Pada saat itu bapak Fachruddin meminta agar kalau mau memperjuangkan pemekaran Nias sebaiknya diusulkan sekaligus 3 daerah otonomi supaya ke depan peluang untuk menjadikan propinsi Nias terpenuhi dengan ada 5 daerah tingkat II di Pulau Nias dan meminta agar pada Sidang komisi II DPR RI pada tanggal 24 Maret 2007 datang dengan membawa anggota DPRD dari Nias supaya pemekaran Nias menjadi usul hak inisiatif DPR RI.

Maka pada sore hari sabtu itu juga (19 Maret 2007) BPP kanisbar Jakarta mengontak BPP Nias Utara, Anggota DPRD II Nias, dan Pemda Nias untuk mempersiapkan segala sesuatunya yang dibutuhkan pada hari kamis (24 Maret 2007). Hanya dalam 4 hari maka persiapan dapat terpenuhi semua temasuk usulan baru pembentukan kota Gunungsitoli dan mungkin Gunungsitolilah proses tercepat di seluruh Indonesia hanya 19 bulan (Maret 2007 – Oktober 2008) yah selamat menikmatilah……itulah kalau rejeki lagi mulus, tapi jangan seperti kacang ya…canda aja kok.

Selanjutnya secara intensif ketiga komunitas Nias Barat, Nias Utara dan Kota Gunungsitoli bersama Pemda dan DPRD II Nias bersama komponen masyarakat Nias dan para kolega bahu membahu mewujudkan pemekaran Nias dimulai dengan dibentuknya Team Fasilitasi pemekaran Nias oleh Bupati Nias yang diketuai Drs Marthin Luther Daeli MSi pada tanggal 29 Maret 2007.

Ada Pertemuan dengan Pemerintah Kabupaten dan DPRD II Nias pada tanggal 14 April 2007 di Hotel Sahid Jaya Jl. Sudirman Jakarta untuk membahas blue print Nias juga dimanfaatkan untuk memperjuangkan pemekaran Nias.

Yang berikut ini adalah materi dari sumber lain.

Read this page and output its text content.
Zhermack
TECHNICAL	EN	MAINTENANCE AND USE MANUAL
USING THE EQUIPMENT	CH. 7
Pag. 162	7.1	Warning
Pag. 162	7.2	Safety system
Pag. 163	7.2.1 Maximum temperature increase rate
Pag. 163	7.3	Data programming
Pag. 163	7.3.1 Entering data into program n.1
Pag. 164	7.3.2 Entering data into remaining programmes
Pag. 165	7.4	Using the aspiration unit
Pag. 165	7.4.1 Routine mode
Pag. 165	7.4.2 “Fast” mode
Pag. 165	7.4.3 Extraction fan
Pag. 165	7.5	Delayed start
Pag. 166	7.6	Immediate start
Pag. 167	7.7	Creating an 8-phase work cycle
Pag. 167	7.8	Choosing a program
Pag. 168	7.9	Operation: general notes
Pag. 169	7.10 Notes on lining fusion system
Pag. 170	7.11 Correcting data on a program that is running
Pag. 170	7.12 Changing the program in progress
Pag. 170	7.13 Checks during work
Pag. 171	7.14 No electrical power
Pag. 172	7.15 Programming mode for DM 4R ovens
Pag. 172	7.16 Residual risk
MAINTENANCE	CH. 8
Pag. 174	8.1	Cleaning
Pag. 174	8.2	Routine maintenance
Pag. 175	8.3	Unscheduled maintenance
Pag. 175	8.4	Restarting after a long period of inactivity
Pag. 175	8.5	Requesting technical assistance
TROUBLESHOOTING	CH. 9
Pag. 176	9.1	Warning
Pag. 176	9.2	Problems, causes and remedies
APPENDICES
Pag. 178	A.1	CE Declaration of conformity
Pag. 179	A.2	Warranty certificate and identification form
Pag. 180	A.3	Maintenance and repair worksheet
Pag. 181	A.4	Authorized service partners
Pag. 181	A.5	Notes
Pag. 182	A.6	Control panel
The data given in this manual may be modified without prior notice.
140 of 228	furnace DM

Senin, 11 September 2007 Sidang paripurna DPR RI untuk menjadikan pembentukan Kabupaten Nias Barat, Nias Utara dan Kota Gunungsitoli bersama 12 daerah otonomi lainnya di Indonesia menjadi hak inisiatip DPR RI dan dikenal dengan kelompok 15 karena ada 15 calon daerah otonomi yang secara bersama-sama diusulkan.

Senin, 17 September 2007 Sidang paripurna DPRD Sumatera Utara menyetujui usulan pembentukan Kabupaten Nias Barat, Nias Utara dan Kota Gunungsitoli dan pada 10 Desember 2007 keluar amanat presiden (Ampres) untuk ke 15 calon daerah otonomi.

Setelah melalui berbagai survey dan proses oleh team DPR RI, DPD, Depdagri, DPOD maka pada rapat paripurna DPR RI tanggal 29 Oktober 2008 disahkan undang-undang pembentukan Kabupaten Nias Barat, Nias Utara dan Kota Gunungsitoli bersama 7 daerah otonomi lainnya. Dan pada tanggal 26 November 2008 terbitlah undang undang nomor 46 tahun 2008 mengenai pembentukkan kabupaten Nias Barat.

Selamat menjadi kabupaten Nias Barat, selanjutnya bagaimanakah..? kita tunggu saja.

Disadur dari berbagai sumber tulisan dan percakapan dengan dengan redaksi.